Dec 22, 2015

Know Your Way Home

I sense the world is different. A paradigm shift in the Memory Makers.

I miss believing the illusion and comfortable arrogance of someday having my turn at circling a calendar date with the whens and wheres of retirement, and heading into the sunset with colors flying high.

It was different back then, wasn't it?

I miss the days of unending promise before I knew what old money was, and why it was important. I never wanted to learn why it was foolhardy to believe in the unlimited potential for new money.

         The Generation of Change,
               with blinkers to the right,
                   are sliding into the slow lane.

How can that be?

It seemed like such a never-ending life of busyness and energized chaos, with years flowing along like a river, and suddenly, unexpectedly the family was grown and gone.

So many wonderful things now.

A beautiful friendship that blossoms is easier to spot through the weeds than it used to be. Nobody really cares if I wear hats to the grocery store and put my feet in the fountain or stay in to finish that novel I've been obsessing about.
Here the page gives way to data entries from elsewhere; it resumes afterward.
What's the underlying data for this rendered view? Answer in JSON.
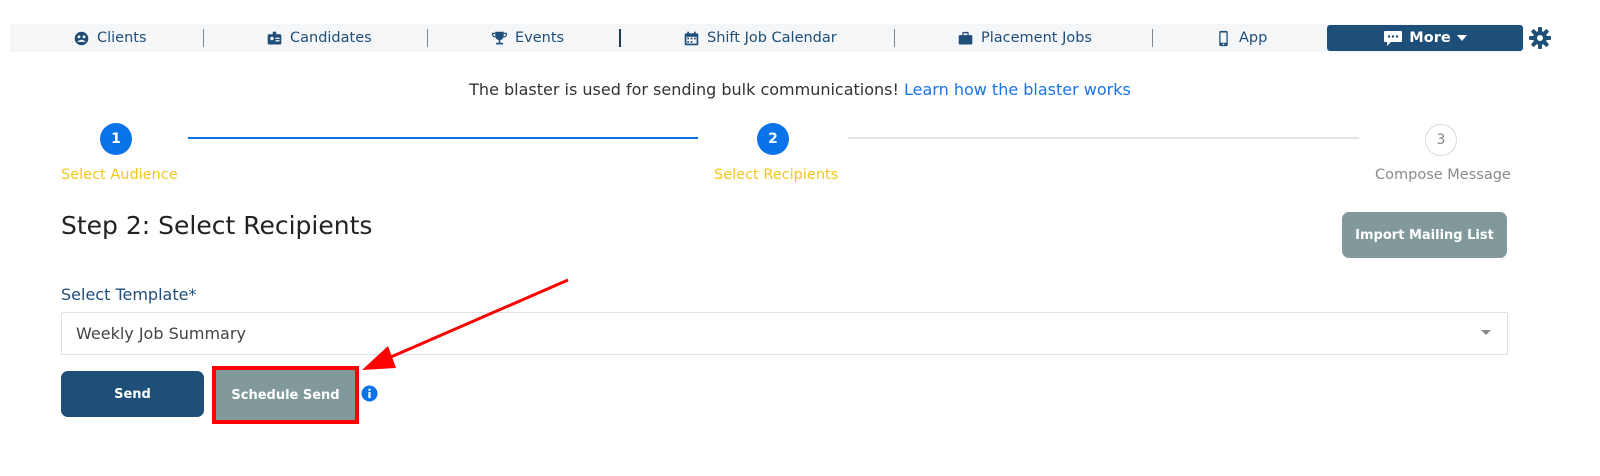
{
  "nav": {
    "items": [
      {
        "label": "Clients",
        "icon": "clients-icon"
      },
      {
        "label": "Candidates",
        "icon": "id-badge-icon"
      },
      {
        "label": "Events",
        "icon": "trophy-icon"
      },
      {
        "label": "Shift Job Calendar",
        "icon": "calendar-icon"
      },
      {
        "label": "Placement Jobs",
        "icon": "briefcase-icon"
      },
      {
        "label": "App",
        "icon": "phone-icon"
      }
    ],
    "more_label": "More",
    "more_icon": "chat-icon",
    "settings_icon": "gear-icon",
    "colors": {
      "text": "#1f4e79",
      "more_bg": "#1d4f79"
    }
  },
  "info": {
    "text": "The blaster is used for sending bulk communications!",
    "link": "Learn how the blaster works"
  },
  "stepper": {
    "steps": [
      {
        "number": "1",
        "label": "Select Audience",
        "state": "complete"
      },
      {
        "number": "2",
        "label": "Select Recipients",
        "state": "active"
      },
      {
        "number": "3",
        "label": "Compose Message",
        "state": "pending"
      }
    ],
    "colors": {
      "active": "#0a73e8",
      "label_active": "#f5c518",
      "label_pending": "#8a8a8a",
      "line_pending": "#e2e4e7"
    }
  },
  "main": {
    "title": "Step 2: Select Recipients",
    "import_button": "Import Mailing List",
    "template_label": "Select Template*",
    "template_value": "Weekly Job Summary",
    "send_button": "Send",
    "schedule_button": "Schedule Send",
    "info_icon": "info-icon"
  },
  "annotation": {
    "highlight_color": "#ff0000",
    "target": "Schedule Send"
  }
}
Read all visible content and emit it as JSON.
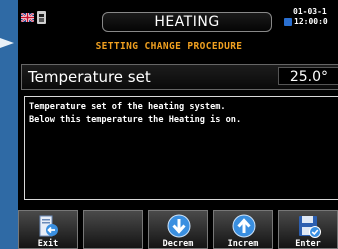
{
  "header": {
    "title": "HEATING",
    "date": "01-03-1",
    "time": "12:00:0"
  },
  "procedure": {
    "subtitle": "SETTING CHANGE PROCEDURE"
  },
  "parameter": {
    "label": "Temperature set",
    "value": "25.0°"
  },
  "description": {
    "line1": "Temperature set of the heating system.",
    "line2": "Below this temperature the Heating is on."
  },
  "footer": {
    "keys": [
      {
        "label": "Exit",
        "icon": "exit-icon"
      },
      {
        "label": "",
        "icon": ""
      },
      {
        "label": "Decrem",
        "icon": "arrow-down-icon"
      },
      {
        "label": "Increm",
        "icon": "arrow-up-icon"
      },
      {
        "label": "Enter",
        "icon": "save-icon"
      }
    ]
  },
  "colors": {
    "background": "#2f6aa5",
    "subtitle": "#f0a020",
    "icon_blue": "#3a8fe0"
  }
}
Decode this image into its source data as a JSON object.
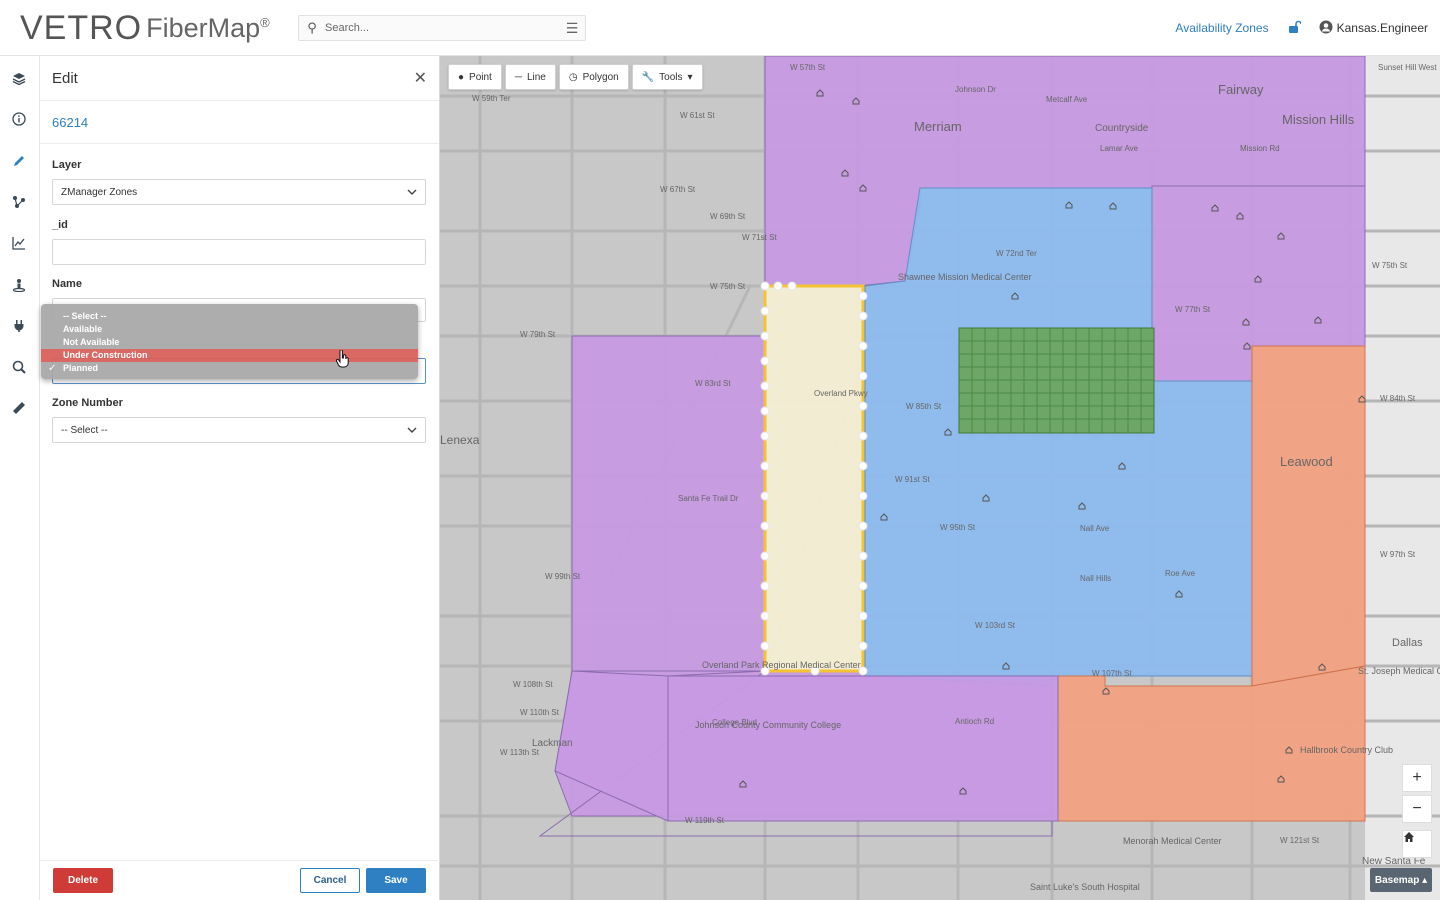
{
  "header": {
    "logo_main": "VETRO",
    "logo_sub": "FiberMap",
    "logo_reg": "®",
    "search_placeholder": "Search...",
    "zones_link": "Availability Zones",
    "user": "Kansas.Engineer"
  },
  "panel": {
    "title": "Edit",
    "record_id": "66214",
    "layer_label": "Layer",
    "layer_value": "ZManager Zones",
    "id_label": "_id",
    "name_label": "Name",
    "zone_number_label": "Zone Number",
    "zone_number_value": "-- Select --",
    "status_options": [
      "-- Select --",
      "Available",
      "Not Available",
      "Under Construction",
      "Planned"
    ],
    "status_highlighted": "Under Construction",
    "status_checked": "Planned",
    "delete_label": "Delete",
    "cancel_label": "Cancel",
    "save_label": "Save"
  },
  "map": {
    "tools": {
      "point": "Point",
      "line": "Line",
      "polygon": "Polygon",
      "tools": "Tools"
    },
    "basemap_label": "Basemap",
    "zoom_in": "+",
    "zoom_out": "−",
    "place_labels": [
      "Merriam",
      "Fairway",
      "Mission Hills",
      "Countryside",
      "Leawood",
      "Lenexa",
      "Dallas",
      "Shawnee Mission Medical Center",
      "Overland Park Regional Medical Center",
      "Johnson County Community College",
      "St. Joseph Medical Center",
      "Hallbrook Country Club",
      "Menorah Medical Center",
      "New Santa Fe",
      "Saint Luke's South Hospital",
      "Lackman",
      "Sunset Hill West",
      "Nall Hills"
    ],
    "street_labels": [
      "W 57th St",
      "W 59th Ter",
      "W 61st St",
      "W 67th St",
      "W 69th St",
      "W 71st St",
      "W 75th St",
      "W 79th St",
      "W 83rd St",
      "W 85th St",
      "W 91st St",
      "W 95th St",
      "W 99th St",
      "W 103rd St",
      "W 107th St",
      "W 108th St",
      "W 110th St",
      "W 113th St",
      "W 119th St",
      "College Blvd",
      "Santa Fe Trail Dr",
      "Overland Pkwy",
      "Metcalf Ave",
      "Antioch Rd",
      "Nall Ave",
      "Roe Ave",
      "Johnson Dr",
      "W 72nd Ter",
      "W 77th St",
      "Lamar Ave",
      "Mission Rd",
      "W 84th St",
      "W 97th St",
      "W 121st St",
      "W 75th St"
    ],
    "colors": {
      "purple": "#c79ae3",
      "blue": "#8dbbef",
      "orange": "#f2a282",
      "yellow": "#f4efd3",
      "green": "#6ea667",
      "selection": "#f3c334"
    }
  }
}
I hear the lessons of my parents clearer, and I realize I learned more than I thought I did.

Love has bloomed late in life and taken me on adventures I only imagined. What a great reminder that living every piece of your life is important, even the parts you didn't know where there. The beautiful tapestry of life is full and rich for those unafraid to start and fail, and start again.

I sit pondering all of this, and what makes a family strong.

Resiliency, I'd say. Fostering love and dispelling hate, facing loss and uncertainty, and pulling together no matter what.

Being open to new people even knowing they will change the family forever.

Believing in the stories and folklore, and the people who remind you where you come from.

Living life as a world traveler, exploring and learning and trying life on, but always knowing your way home.

But in the end, it is all about Love.